Will Barnet
PROFILE-April 2009
by Suzette McAvoy
The timeless art of an American master
…like Poussin, I would like to put reason in the grass and tears in the sky
—Paul Cezanne
Standing on a high bluff overlooking the sea, artist Will Barnet fell in love with Maine on his first visit to the state more than fifty years ago; it is a love affair that has not diminished with time.
Nearly every summer since, the 98-year-old artist and his wife Elena have returned to the Maine coast, first to Chamberlain on the Pemaquid peninsula, where they had a home for many years, and more recently to Rock Gardens Inn, a group of charming historic cottages in Sebasco Estates, which is owned by their daughter Ona.
Barnet’s attraction to Maine was immediate and lasting. The artist vividly recounts his first visit as if it occurred yesterday; he and Elena had just spent part of the summer in Italy, and memories of the dramatic scenery along Almafi Drive were fresh in his mind as he looked down at the Maine coastline. What he saw was “just as exciting” as the landscapes of Italy, and he vowed to create work about Maine that captured “this sense of feeling about nature and the beauty and excitement that goes with it.”

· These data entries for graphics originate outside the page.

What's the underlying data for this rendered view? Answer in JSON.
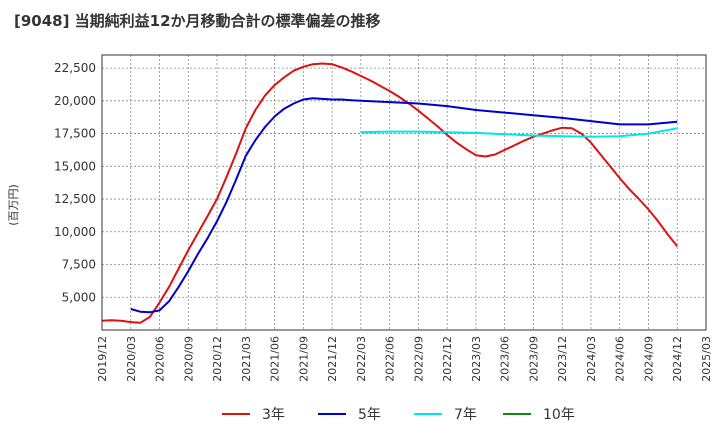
{
  "chart_data": {
    "type": "line",
    "title": "[9048]  当期純利益12か月移動合計の標準偏差の推移",
    "ylabel": "(百万円)",
    "xlabel": "",
    "ylim": [
      2500,
      23500
    ],
    "x_ticks": [
      "2019/12",
      "2020/03",
      "2020/06",
      "2020/09",
      "2020/12",
      "2021/03",
      "2021/06",
      "2021/09",
      "2021/12",
      "2022/03",
      "2022/06",
      "2022/09",
      "2022/12",
      "2023/03",
      "2023/06",
      "2023/09",
      "2023/12",
      "2024/03",
      "2024/06",
      "2024/09",
      "2024/12",
      "2025/03"
    ],
    "y_ticks": [
      5000,
      7500,
      10000,
      12500,
      15000,
      17500,
      20000,
      22500
    ],
    "y_tick_labels": [
      "5,000",
      "7,500",
      "10,000",
      "12,500",
      "15,000",
      "17,500",
      "20,000",
      "22,500"
    ],
    "grid": true,
    "legend_position": "bottom",
    "series": [
      {
        "name": "3年",
        "color": "#dd1111",
        "x": [
          "2019/12",
          "2020/01",
          "2020/02",
          "2020/03",
          "2020/04",
          "2020/05",
          "2020/06",
          "2020/07",
          "2020/08",
          "2020/09",
          "2020/10",
          "2020/11",
          "2020/12",
          "2021/01",
          "2021/02",
          "2021/03",
          "2021/04",
          "2021/05",
          "2021/06",
          "2021/07",
          "2021/08",
          "2021/09",
          "2021/10",
          "2021/11",
          "2021/12",
          "2022/01",
          "2022/02",
          "2022/03",
          "2022/04",
          "2022/05",
          "2022/06",
          "2022/07",
          "2022/08",
          "2022/09",
          "2022/10",
          "2022/11",
          "2022/12",
          "2023/01",
          "2023/02",
          "2023/03",
          "2023/04",
          "2023/05",
          "2023/06",
          "2023/07",
          "2023/08",
          "2023/09",
          "2023/10",
          "2023/11",
          "2023/12",
          "2024/01",
          "2024/02",
          "2024/03",
          "2024/04",
          "2024/05",
          "2024/06",
          "2024/07",
          "2024/08",
          "2024/09",
          "2024/10",
          "2024/11",
          "2024/12"
        ],
        "values": [
          3200,
          3250,
          3200,
          3100,
          3050,
          3500,
          4600,
          5800,
          7200,
          8600,
          9900,
          11200,
          12500,
          14200,
          16000,
          17900,
          19300,
          20400,
          21200,
          21800,
          22300,
          22600,
          22800,
          22850,
          22800,
          22550,
          22250,
          21900,
          21550,
          21150,
          20750,
          20300,
          19800,
          19250,
          18650,
          18050,
          17400,
          16800,
          16300,
          15850,
          15750,
          15900,
          16250,
          16600,
          16950,
          17250,
          17500,
          17750,
          17950,
          17900,
          17500,
          16800,
          15900,
          15000,
          14100,
          13250,
          12500,
          11700,
          10800,
          9800,
          8900
        ]
      },
      {
        "name": "5年",
        "color": "#0000cc",
        "x": [
          "2020/03",
          "2020/04",
          "2020/05",
          "2020/06",
          "2020/07",
          "2020/08",
          "2020/09",
          "2020/10",
          "2020/11",
          "2020/12",
          "2021/01",
          "2021/02",
          "2021/03",
          "2021/04",
          "2021/05",
          "2021/06",
          "2021/07",
          "2021/08",
          "2021/09",
          "2021/10",
          "2021/11",
          "2021/12",
          "2022/01",
          "2022/02",
          "2022/03",
          "2022/06",
          "2022/09",
          "2022/12",
          "2023/03",
          "2023/06",
          "2023/09",
          "2023/12",
          "2024/03",
          "2024/06",
          "2024/09",
          "2024/12"
        ],
        "values": [
          4100,
          3900,
          3850,
          4000,
          4700,
          5800,
          7000,
          8300,
          9500,
          10800,
          12300,
          14000,
          15800,
          17000,
          18000,
          18800,
          19400,
          19800,
          20100,
          20200,
          20150,
          20100,
          20100,
          20050,
          20000,
          19900,
          19800,
          19600,
          19300,
          19100,
          18900,
          18700,
          18450,
          18200,
          18200,
          18400
        ]
      },
      {
        "name": "7年",
        "color": "#00e5e5",
        "x": [
          "2022/03",
          "2022/06",
          "2022/09",
          "2022/12",
          "2023/03",
          "2023/06",
          "2023/09",
          "2023/12",
          "2024/03",
          "2024/06",
          "2024/09",
          "2024/12"
        ],
        "values": [
          17600,
          17650,
          17650,
          17600,
          17550,
          17450,
          17350,
          17300,
          17250,
          17300,
          17500,
          17900
        ]
      },
      {
        "name": "10年",
        "color": "#118811",
        "x": [],
        "values": []
      }
    ]
  }
}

Having recently been in Rome, Barnet was thinking of the Roman landscapes of the seventeenth-century French master Nicolas Poussin, whom he greatly admires. “I wanted my Maine paintings to relate to Poussin’s journey into Rome, to dovetail Poussin’s,” he says, “and to contain the same spiritual quality.”

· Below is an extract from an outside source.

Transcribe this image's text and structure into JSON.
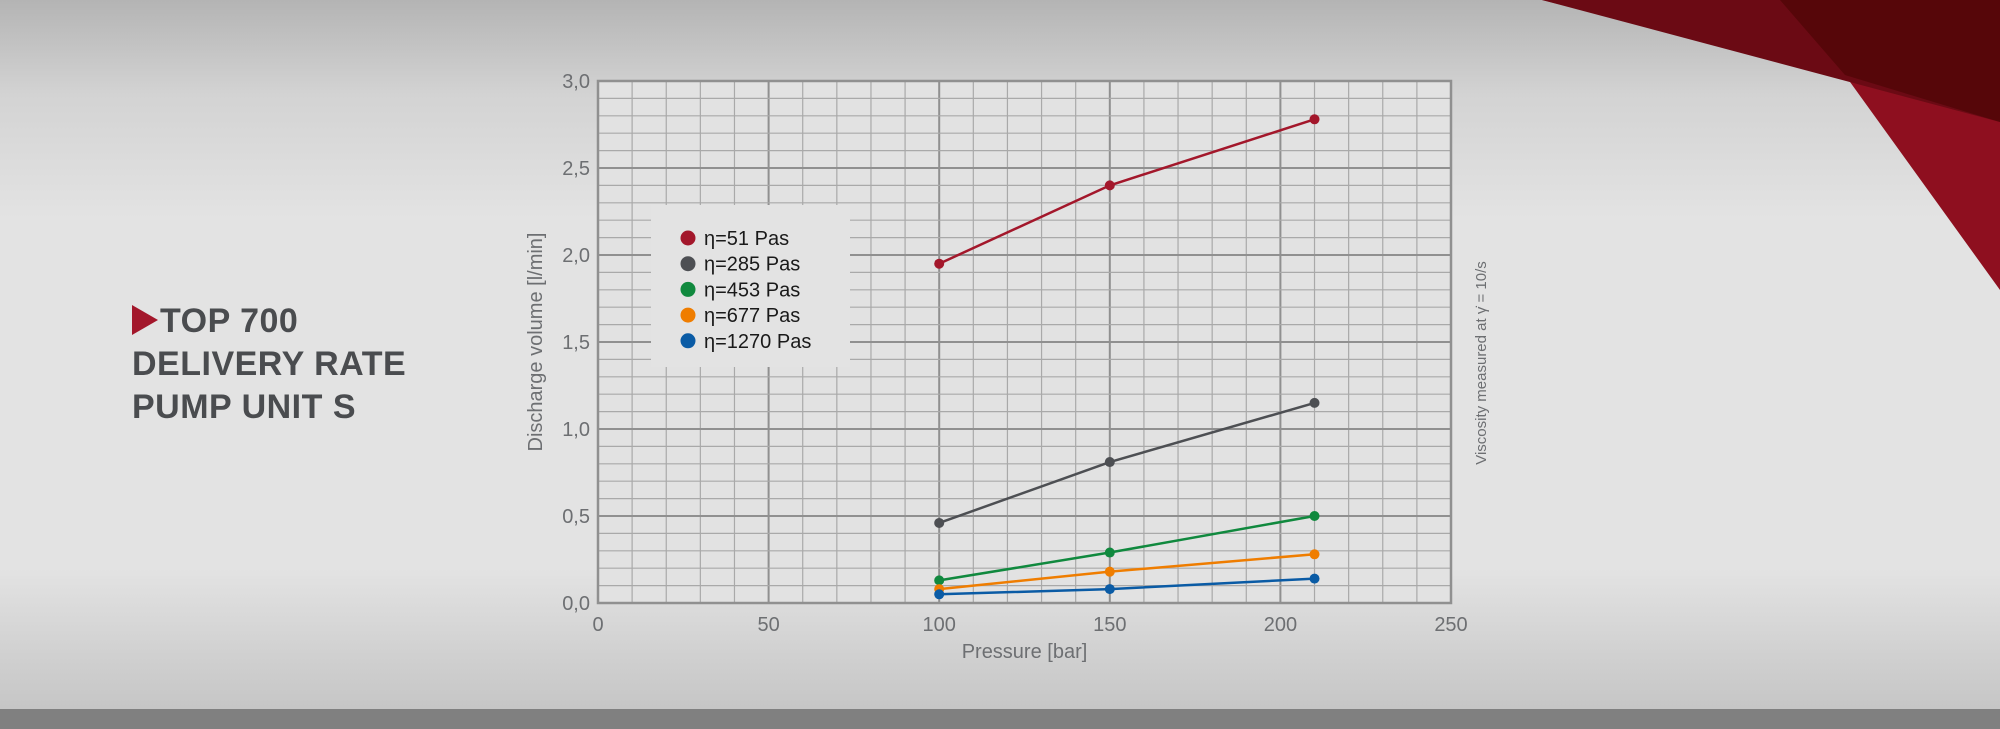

Over the next decade and a half, Barnet worked almost exclusively with Maine as his subject, creating the finished pieces in his New York City studio, located in the National Arts Club near Gramercy Park, based on hundreds of drawings completed on-site. “Drawing is extremely important to me,” says the artist, “it is my medium for developing an idea.” Through a series of drawings, Barnet moves from an initial rough sketch to the abstract organization of forms and a fuller realization of mood, before settling into his final refinements. To work out colors he will occasionally add a watercolor study as well.
“My palette changed when I came to Maine and began to devote my energies and ideas to it,” he says. His previous Mediterranean colors shifted to a cooler northern palette that reflected the quality of light that he encountered. “Maine is special—even when it is a bright summer day the quality of light here is different.”

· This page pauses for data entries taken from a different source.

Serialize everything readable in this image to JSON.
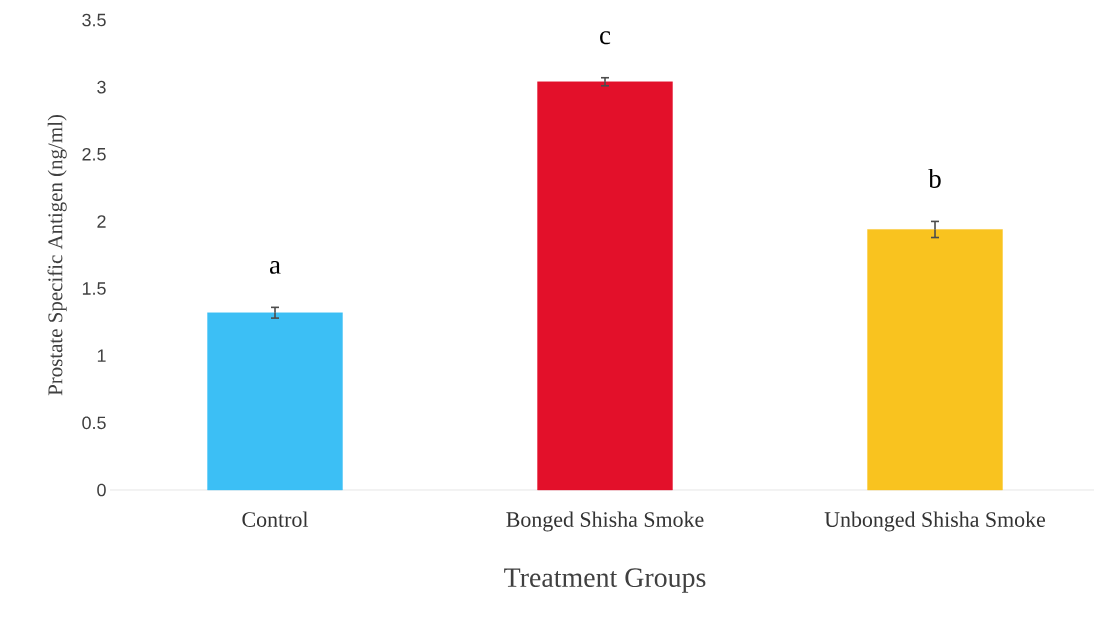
{
  "chart_data": {
    "type": "bar",
    "xlabel": "Treatment Groups",
    "ylabel": "Prostate Specific Antigen (ng/ml)",
    "categories": [
      "Control",
      "Bonged Shisha Smoke",
      "Unbonged Shisha Smoke"
    ],
    "values": [
      1.32,
      3.04,
      1.94
    ],
    "errors": [
      0.04,
      0.03,
      0.06
    ],
    "colors": [
      "#3cbff5",
      "#e3102a",
      "#f9c31f"
    ],
    "ylim": [
      0,
      3.5
    ],
    "yticks": [
      0,
      0.5,
      1,
      1.5,
      2,
      2.5,
      3,
      3.5
    ],
    "annotations": [
      "a",
      "c",
      "b"
    ]
  }
}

To capture the unique character of Maine light, Barnet builds up his skies with successive layers of paint, beginning with rich warm hues underneath that gradually shift to gray-blues on top. In works such as Seagull, this process also gives added weight to the color of the sky, balancing it against the heaviness of the ocean.
Balance is extremely important in Barnet’s compositions, which display a sense of poise and harmony that betray his admiration for classically conceived structure. Nothing in his work is left to chance—every element is considered in relation to every other. Yet so consummate is Barnet’s skill that his work never appears labored—it seems effortless and timeless, existing, as Ira Goldberg has written, “in a world of metaphor.”
The timeless nature of Barnet’s work is particularly evident in his Woman and the Sea series, a large body of work begun in the 1970s that was inspired by seeing his wife Elena standing on the porch of their Chamberlain home one evening, gazing out to sea. The sight prompted Barnet, who grew up in the seafaring town of Beverly, Massachusetts, to recall the many women who have scanned the horizon throughout time for signs of a loved one returning from the sea.
Now well into his tenth decade, Will Barnet has had one of the longest and most distinguished careers in American art. His works are in some 200 museums around the world, and he has been the subject of more than eighty solo exhibitions. A highly respected teacher, Barnet taught for more than forty years at the Art Students League in New York City, as well as at other institutions, including Cooper Union, Cornell University, Yale University, and the Pennsylvania Academy of the Fine Arts.
He has always pursued a uniquely personal vision, independent of the vagaries of mainstream contemporary art. His work is shaped by his keen awareness of the art of our time, a devotion to humanity, and an appreciation for the art of native cultures and the classical principles of order and harmony.
Still actively working both in Maine and New York City, in his newest work Barnet builds on his Indian Space abstractions of the 1950s. “Now I’m working with abstract ideas again, but differently, much more playful and open. Instead of the forms edging in on one another in a monumental way, the forms are opening up—they’re much more musical,” says the artist.
On the day we spoke, Barnet had just finished critiquing the work of a former student who had brought by some recent paintings for him to see. Ever the teacher and generous in his support of other artists, Barnet enthusiastically praised the work of the younger artist before moving on to discuss his own work.
Last summer, in recognition of his outstanding contribution to the art of Maine and America, the Farnsworth Art Museum awarded Barnet their annual Maine in America award. That same year, on the occasion of his 97th birthday, he was honored by the New York Artists Equity Association as part of its sixtieth-anniversary celebrations.
When asked recently how he would like to be remembered, the artist didn’t hesitate in his reply: “To create timeless art has always been my great ambition, to add another chapter to what came before, another notch in the history of painting.”